On Sunday, quite by chance and quite by good luck, a pair of Ashford hand carders landed in my lap from a neighboring farmer (and spinner). And with those in my hands, the carding began. Before I even realized what was happening, I was sitting on the front porch drop spindling my very own wool. And it all felt quite wonderful, and amazing, and just as it should be. A bliss just like I had imagined.
What I hadn't quite imagined, but should have, is that we'd all be doing it. While my mind was being blown from the reality of what I was doing on that rocker on the front porch, there were simultaneous minds being blown at my side.
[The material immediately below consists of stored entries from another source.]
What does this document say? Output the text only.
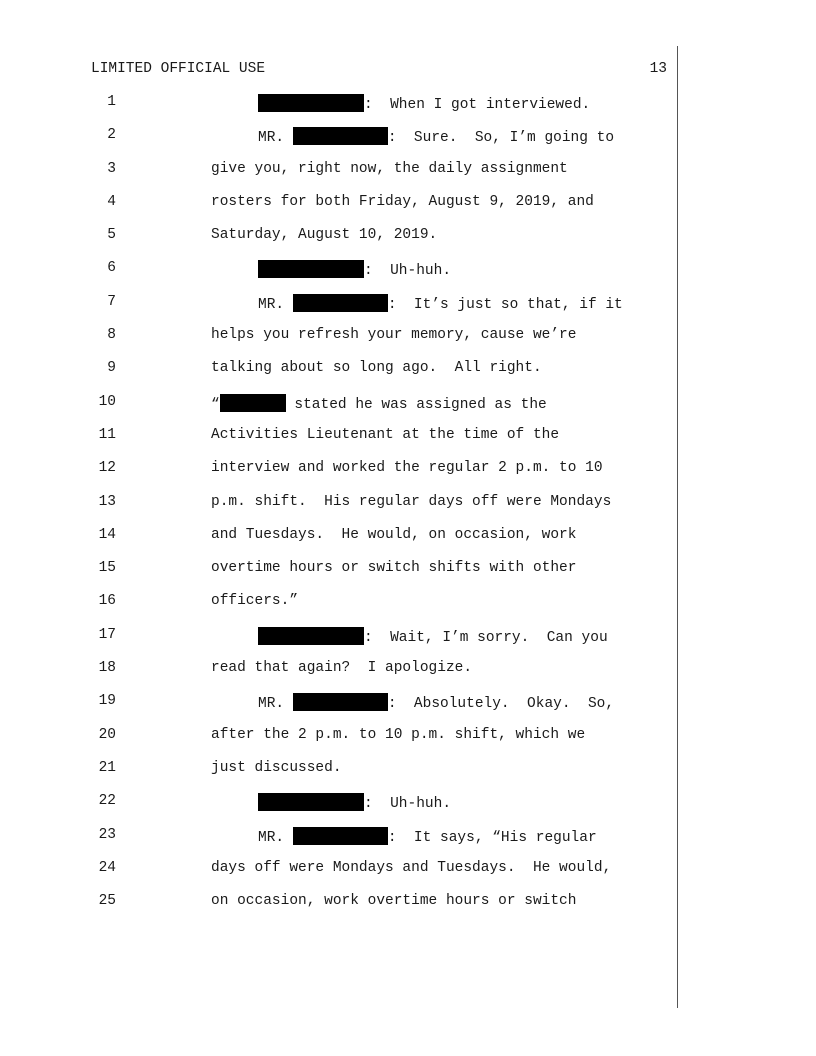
LIMITED OFFICIAL USE	13

1

	:  When I got interviewed.

2

	MR.	:  Sure.  So, I’m going to

3

	give you, right now, the daily assignment

4

	rosters for both Friday, August 9, 2019, and

5

	Saturday, August 10, 2019.

6

	:  Uh-huh.

7

	MR.	:  It’s just so that, if it

8

	helps you refresh your memory, cause we’re

9

	talking about so long ago.  All right.

10

	“	stated he was assigned as the

11

	Activities Lieutenant at the time of the

12

	interview and worked the regular 2 p.m. to 10

13

	p.m. shift.  His regular days off were Mondays

14

	and Tuesdays.  He would, on occasion, work

15

	overtime hours or switch shifts with other

16

	officers.”

17

	:  Wait, I’m sorry.  Can you

18

	read that again?  I apologize.

19

	MR.	:  Absolutely.  Okay.  So,

20

	after the 2 p.m. to 10 p.m. shift, which we

21

	just discussed.

22

	:  Uh-huh.

23

	MR.	:  It says, “His regular

24

	days off were Mondays and Tuesdays.  He would,

25

	on occasion, work overtime hours or switch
Harper sat at my side with a skein of bright pink yarn shouting, "out the gate, through the window, off jumps jack! I got it!" (he was close, anyway).
And a step down from him was my Adelaide, my co-shephardess who hasn't quite found her way with knitting or spinning yet, but so desperately wants to play with the fiber from the sheep she loves. There she was, with her own mind being blown as she discovered needle felting. "Mom, it's ART and MY SHEEP, together!" She hasn't put that foam pad and basket of roving down since.
With these two happily at my side on their own fiber art, I'm slowly but steadily filling up a basket of rolags. Because I've got a date on the calendar with a spinner and a wheel. Oh yes...filling the gap between sheep and knitting. (All of us.)